Ammann has been looking into the negative experiences elephants – both African and Asian – face in captivity for years. His investigations into the trade in elephants for the tourism industry – and the unspeakable cruelty it involves – is the subject of his upcoming film Stolen Giants.
As The Canary has previously documented, most captive elephants used in tourism, particularly in Asia, face a training process called pajan to make them compliant. Their ‘keepers’ (mahouts) routinely beat, starve, stab, chain, and physically ‘crush’ them to ‘break their spirits’. The process is so violent and inhumane that Save the Asian Elephant’s CEO Duncan McNair told The Canary around half of the elephants who endure it die as a result.
In Stolen Giants, Ammann also reveals that the captive elephant industry regularly involves illegality, bribery, elephant disappearances – and vast profits.

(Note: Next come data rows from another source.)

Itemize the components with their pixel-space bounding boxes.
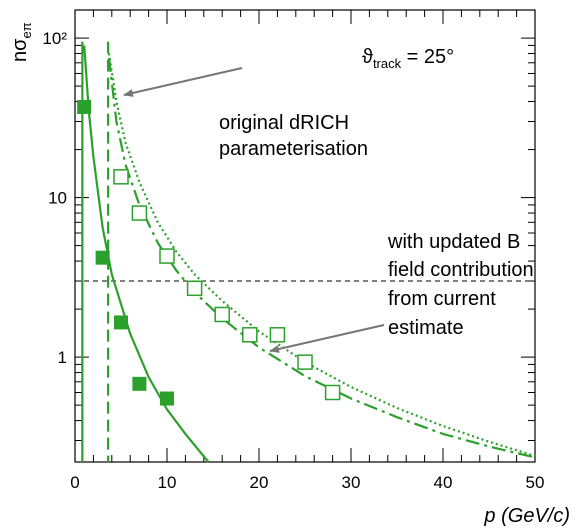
annotation-updated-line1: with updated B [387,231,520,253]
curve-solid [83,45,210,463]
annotation-updated-line4: estimate [388,317,464,339]
annotation-updated-line2: field contribution [388,259,534,281]
annotation-updated-line3: from current [388,288,496,310]
marker-open-square [159,248,175,264]
marker-open-square [297,354,313,370]
x-tick-label: 20 [250,473,269,492]
x-tick-label: 50 [526,473,545,492]
marker-filled-square [77,99,92,114]
marker-open-square [214,306,230,323]
marker-open-square [186,280,203,297]
marker-open-square [131,205,148,221]
marker-open-square [269,327,286,343]
y-axis-label: nσeπ [9,22,34,62]
marker-filled-square [95,250,110,265]
curves [83,45,536,463]
annotation-original-line1: original dRICH [219,112,349,134]
plot-frame [74,9,536,463]
y-axis-label-main: nσ [9,38,31,62]
markers [77,99,341,406]
axis-tick-labels: 0 10 20 30 40 50 1 10 10² [42,29,544,492]
marker-open-square [242,327,258,343]
y-axis-label-sub: eπ [19,22,34,38]
x-tick-label: 30 [342,473,361,492]
annotation-updated-arrow [269,324,385,353]
x-tick-label: 40 [434,473,453,492]
theta-sub: track [373,56,402,71]
annotation-original-arrow [123,67,243,97]
svg-text:ϑtrack = 25°: ϑtrack = 25° [362,46,454,71]
y-tick-label: 10 [48,189,67,208]
theta-symbol: ϑ [362,46,373,68]
x-tick-label: 0 [70,473,79,492]
y-tick-label: 10² [42,29,67,48]
x-axis-label: p (GeV/c) [483,505,570,527]
marker-open-square [324,384,341,401]
x-tick-label: 10 [158,473,177,492]
theta-rest: = 25° [401,46,454,68]
annotation-theta: ϑtrack = 25° [362,46,454,71]
annotation-original-line2: parameterisation [219,138,368,160]
marker-open-square [113,169,129,185]
axis-ticks [74,10,536,462]
marker-filled-square [132,376,147,391]
marker-filled-square [160,391,174,406]
svg-text:nσeπ: nσeπ [9,22,34,62]
marker-filled-square [114,315,128,330]
y-tick-label: 1 [58,348,67,367]
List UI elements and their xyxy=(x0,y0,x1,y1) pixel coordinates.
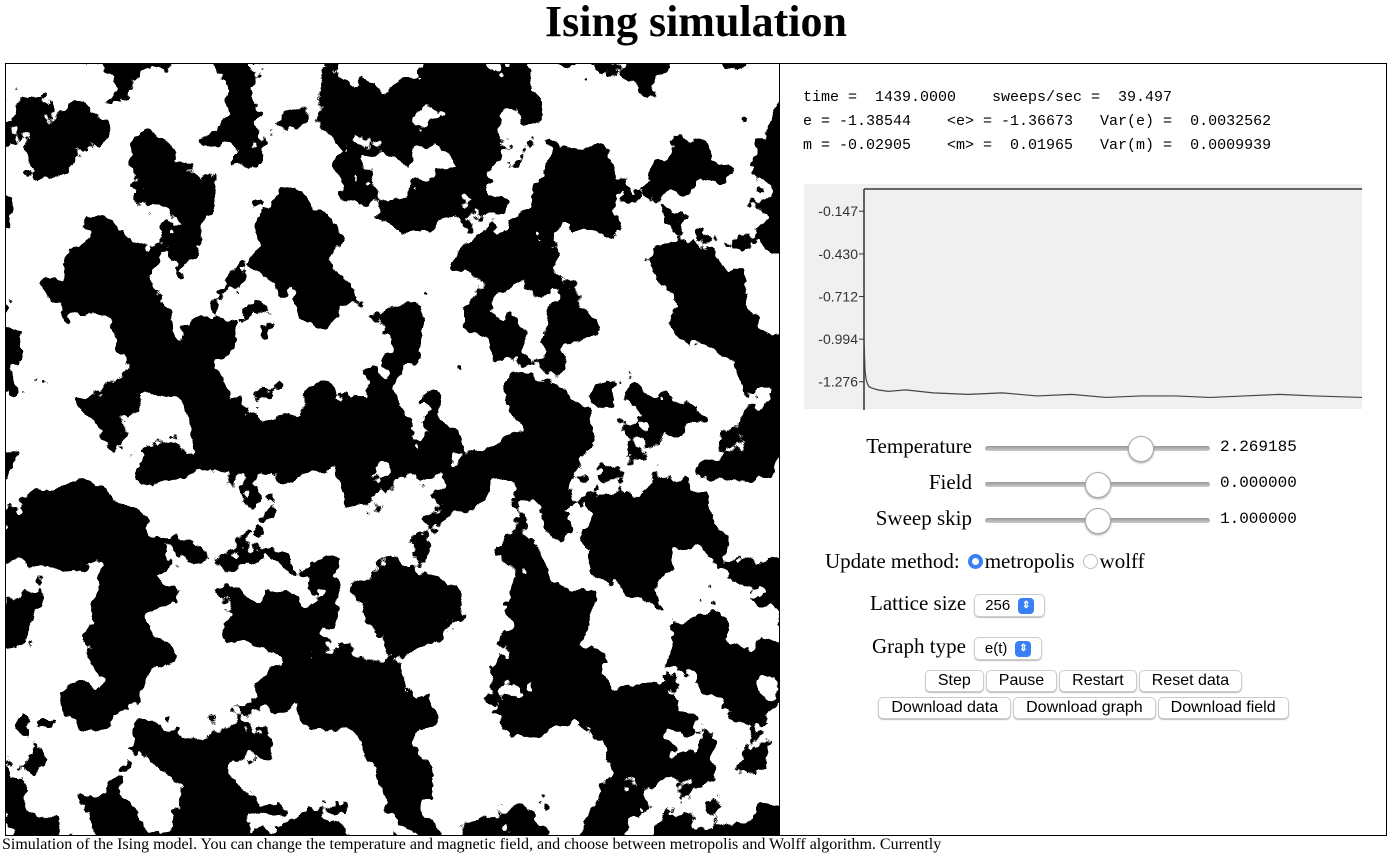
select[interactable]: 256 ⇕ xyxy=(974,594,1046,618)
stat-line: m = -0.02905 <m> = 0.01965 Var(m) = 0.00… xyxy=(803,137,1272,154)
select[interactable]: e(t) ⇕ xyxy=(973,637,1043,661)
slider-thumb[interactable] xyxy=(1085,472,1111,498)
slider-label: Field xyxy=(928,470,972,494)
select-value: 256 xyxy=(985,597,1011,614)
y-tick-label: -0.712 xyxy=(818,289,858,305)
y-tick-label: -0.430 xyxy=(818,246,858,262)
slider-row: Sweep skip 1.000000 xyxy=(780,506,1387,534)
y-tick-label: -0.147 xyxy=(818,203,858,219)
label: Update method: xyxy=(825,549,960,573)
series-line xyxy=(863,340,1363,399)
button[interactable]: Restart xyxy=(1059,670,1137,692)
slider-value: 0.000000 xyxy=(1220,474,1297,492)
button[interactable]: Reset data xyxy=(1138,670,1243,692)
title: Ising simulation xyxy=(545,0,847,46)
update-method: Update method: metropolis wolff xyxy=(825,549,1145,574)
graph-background xyxy=(804,184,1362,409)
slider-row: Field 0.000000 xyxy=(780,470,1387,498)
lattice-size: Lattice size 256 ⇕ xyxy=(870,591,1046,618)
slider-value: 2.269185 xyxy=(1220,438,1297,456)
button-row: Step Pause Restart Reset data xyxy=(780,670,1387,692)
select-value: e(t) xyxy=(984,640,1008,657)
label: Lattice size xyxy=(870,591,967,615)
footer: Simulation of the Ising model. You can c… xyxy=(2,836,942,853)
radio[interactable] xyxy=(1082,554,1098,569)
slider-thumb[interactable] xyxy=(1085,508,1111,534)
button[interactable]: Download graph xyxy=(1013,697,1156,719)
slider-label: Temperature xyxy=(866,434,972,458)
graph: -0.147 -0.430 -0.712 -0.994 -1.276 xyxy=(804,184,1363,410)
slider-row: Temperature 2.269185 xyxy=(780,434,1387,462)
control-panel: time = 1439.0000 sweeps/sec = 39.497 e =… xyxy=(780,63,1387,836)
graph-type: Graph type e(t) ⇕ xyxy=(872,634,1043,661)
lattice xyxy=(5,63,780,836)
slider-value: 1.000000 xyxy=(1220,510,1297,528)
slider-track[interactable] xyxy=(985,446,1210,451)
spin-field xyxy=(6,64,779,835)
y-tick-label: -1.276 xyxy=(818,374,858,390)
button[interactable]: Download field xyxy=(1157,697,1289,719)
slider-thumb[interactable] xyxy=(1128,436,1154,462)
stat-line: e = -1.38544 <e> = -1.36673 Var(e) = 0.0… xyxy=(803,113,1272,130)
button[interactable]: Pause xyxy=(985,670,1058,692)
option[interactable]: metropolis xyxy=(984,549,1075,573)
radio[interactable] xyxy=(967,554,983,569)
slider-label: Sweep skip xyxy=(875,506,972,530)
label: Graph type xyxy=(872,634,966,658)
button[interactable]: Step xyxy=(924,670,984,692)
stat-line: time = 1439.0000 sweeps/sec = 39.497 xyxy=(803,89,1173,106)
option[interactable]: wolff xyxy=(1099,549,1145,573)
button-row: Download data Download graph Download fiel… xyxy=(780,697,1387,719)
y-tick-label: -0.994 xyxy=(818,331,858,347)
button[interactable]: Download data xyxy=(878,697,1012,719)
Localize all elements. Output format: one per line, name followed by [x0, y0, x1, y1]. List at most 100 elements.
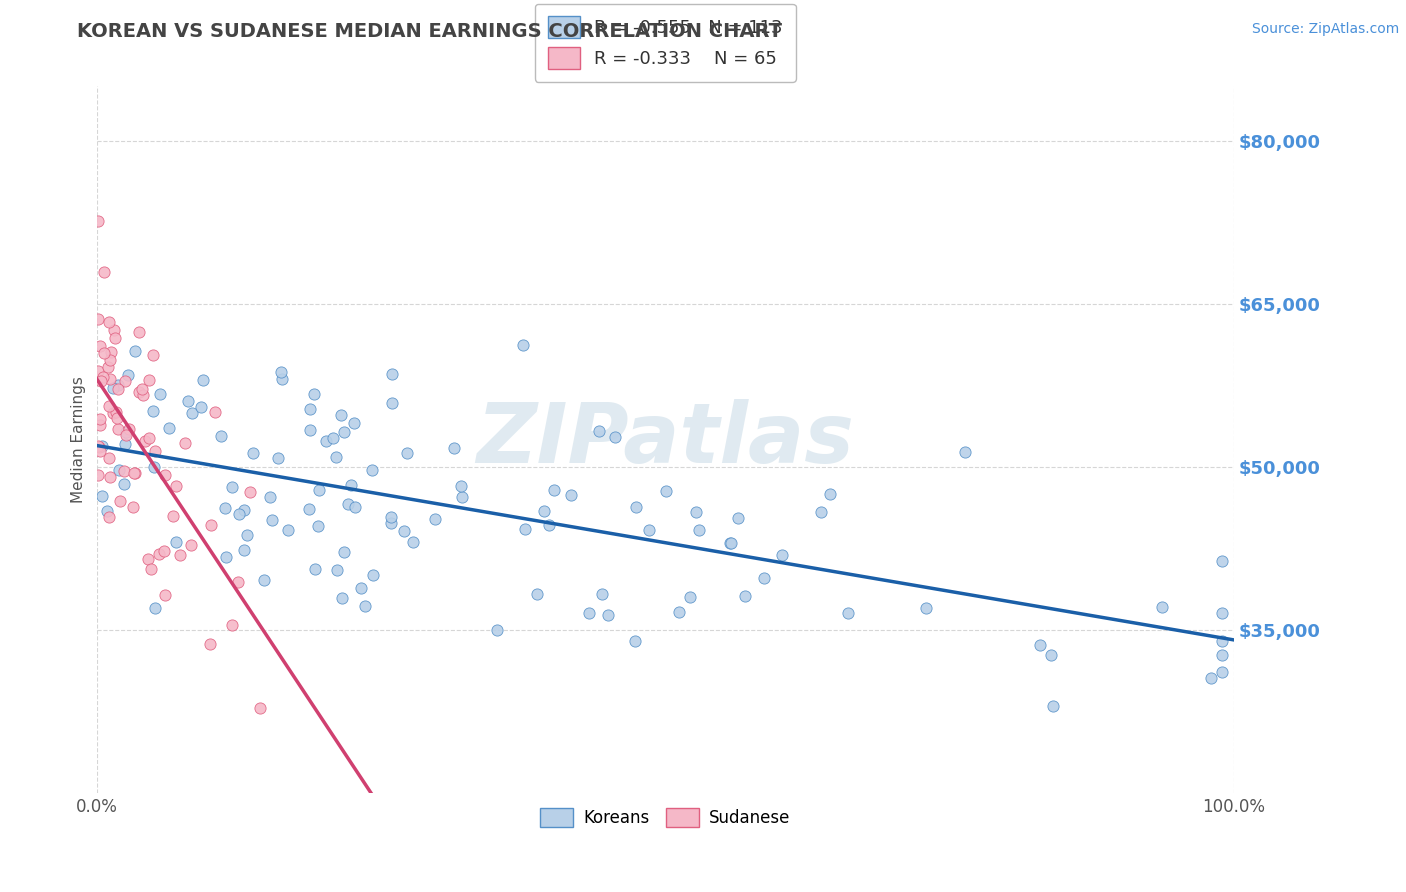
Koreans [101, 381, 124, 395]
Koreans [1199, 671, 1222, 685]
Koreans [333, 545, 356, 559]
Koreans [588, 425, 610, 439]
Koreans [685, 505, 707, 519]
Koreans [591, 587, 613, 601]
Text: Source: ZipAtlas.com: Source: ZipAtlas.com [1251, 22, 1399, 37]
Koreans [734, 590, 756, 604]
Koreans [350, 582, 373, 596]
Sudanese [110, 493, 132, 508]
Koreans [394, 524, 416, 538]
Koreans [276, 524, 298, 538]
Koreans [623, 634, 645, 648]
Sudanese [98, 315, 121, 329]
Koreans [837, 606, 859, 620]
Koreans [380, 516, 402, 530]
Koreans [1211, 665, 1233, 679]
Sudanese [200, 637, 222, 651]
Koreans [270, 365, 292, 379]
Koreans [330, 409, 353, 423]
Koreans [232, 502, 254, 516]
Sudanese [87, 214, 110, 228]
Koreans [526, 587, 548, 601]
Sudanese [138, 432, 160, 446]
Koreans [267, 451, 290, 466]
Koreans [298, 502, 321, 516]
Koreans [228, 508, 250, 522]
Koreans [181, 406, 204, 420]
Sudanese [107, 422, 129, 436]
Text: KOREAN VS SUDANESE MEDIAN EARNINGS CORRELATION CHART: KOREAN VS SUDANESE MEDIAN EARNINGS CORRE… [77, 22, 782, 41]
Koreans [115, 425, 138, 440]
Sudanese [138, 373, 160, 387]
Koreans [325, 450, 347, 464]
Sudanese [105, 405, 128, 419]
Koreans [142, 460, 165, 475]
Koreans [112, 477, 135, 491]
Sudanese [89, 443, 111, 458]
Koreans [1042, 698, 1064, 713]
Koreans [209, 429, 232, 443]
Sudanese [97, 359, 120, 374]
Koreans [512, 338, 534, 352]
Koreans [451, 490, 474, 504]
Sudanese [121, 500, 143, 514]
Koreans [603, 430, 626, 444]
Koreans [533, 503, 555, 517]
Sudanese [128, 384, 150, 399]
Sudanese [89, 417, 111, 432]
Sudanese [122, 466, 145, 480]
Koreans [770, 548, 793, 562]
Koreans [818, 487, 841, 501]
Sudanese [142, 348, 165, 362]
Sudanese [98, 399, 121, 413]
Sudanese [204, 405, 226, 419]
Koreans [624, 500, 647, 514]
Koreans [538, 517, 561, 532]
Sudanese [153, 467, 176, 482]
Legend: Koreans, Sudanese: Koreans, Sudanese [533, 801, 797, 834]
Sudanese [249, 701, 271, 715]
Koreans [1211, 633, 1233, 648]
Koreans [259, 491, 281, 505]
Koreans [343, 500, 366, 514]
Koreans [598, 607, 620, 622]
Koreans [1028, 638, 1050, 652]
Sudanese [87, 467, 110, 482]
Koreans [361, 463, 384, 477]
Koreans [221, 480, 243, 494]
Sudanese [165, 479, 187, 493]
Koreans [298, 423, 321, 437]
Sudanese [87, 364, 110, 378]
Koreans [423, 512, 446, 526]
Koreans [450, 479, 472, 493]
Koreans [96, 504, 118, 518]
Koreans [298, 402, 321, 417]
Koreans [752, 570, 775, 584]
Koreans [107, 378, 129, 392]
Koreans [91, 489, 114, 503]
Sudanese [134, 434, 156, 449]
Koreans [271, 372, 294, 386]
Sudanese [105, 410, 128, 425]
Koreans [381, 396, 404, 410]
Koreans [262, 513, 284, 527]
Y-axis label: Median Earnings: Median Earnings [72, 376, 86, 503]
Sudanese [153, 588, 176, 602]
Koreans [165, 534, 187, 549]
Koreans [142, 404, 165, 418]
Koreans [157, 420, 180, 434]
Koreans [955, 445, 977, 459]
Sudanese [98, 450, 121, 465]
Sudanese [226, 575, 249, 590]
Sudanese [128, 325, 150, 339]
Koreans [1040, 648, 1063, 662]
Koreans [343, 416, 366, 430]
Koreans [810, 505, 832, 519]
Koreans [322, 431, 344, 445]
Sudanese [89, 411, 111, 425]
Koreans [253, 573, 276, 587]
Sudanese [89, 338, 111, 352]
Koreans [177, 394, 200, 409]
Koreans [381, 367, 404, 381]
Sudanese [87, 438, 110, 452]
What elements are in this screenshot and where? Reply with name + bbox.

What is the point of CITES?
Yet CITES has permitted a legal trade in captive elephants to exist for years, including via exemptions to trade restrictions for zoos and the like under certain conditions. Meanwhile, as Stolen Giants documents, the illegal trade has flourished under its watch. Its 2019 rule change should, in theory, save many African elephants from captivity in non-African countries going forwards. Unfortunately, the change will do nothing for endangered Asian elephants, who number less than 40,000 and are heavily exploited in the tourism trade.
CITES could take action over the 32 young Zimbabwean elephants exported to China in 2019. Especially in light of the growing consensus that their current situation is neither appropriate or acceptable, i.e. the sale was potentially in violation of the rules. Under the Convention, parties are “obliged… to provide for the confiscation or return to the State of export” of any individuals – CITES calls them “specimens” – who are “traded in violation of the Convention”.
Ammann too argues that the authority should force the return of these elephants to Africa for “rehabilitation and care in a wildlife sanctuary”. As the filmmaker appropriately pointed out in a Daily Maverick article by Don Pinnock about Stolen Giants::
If it’s unable, or unwilling to take such action, then really, what’s the point of it?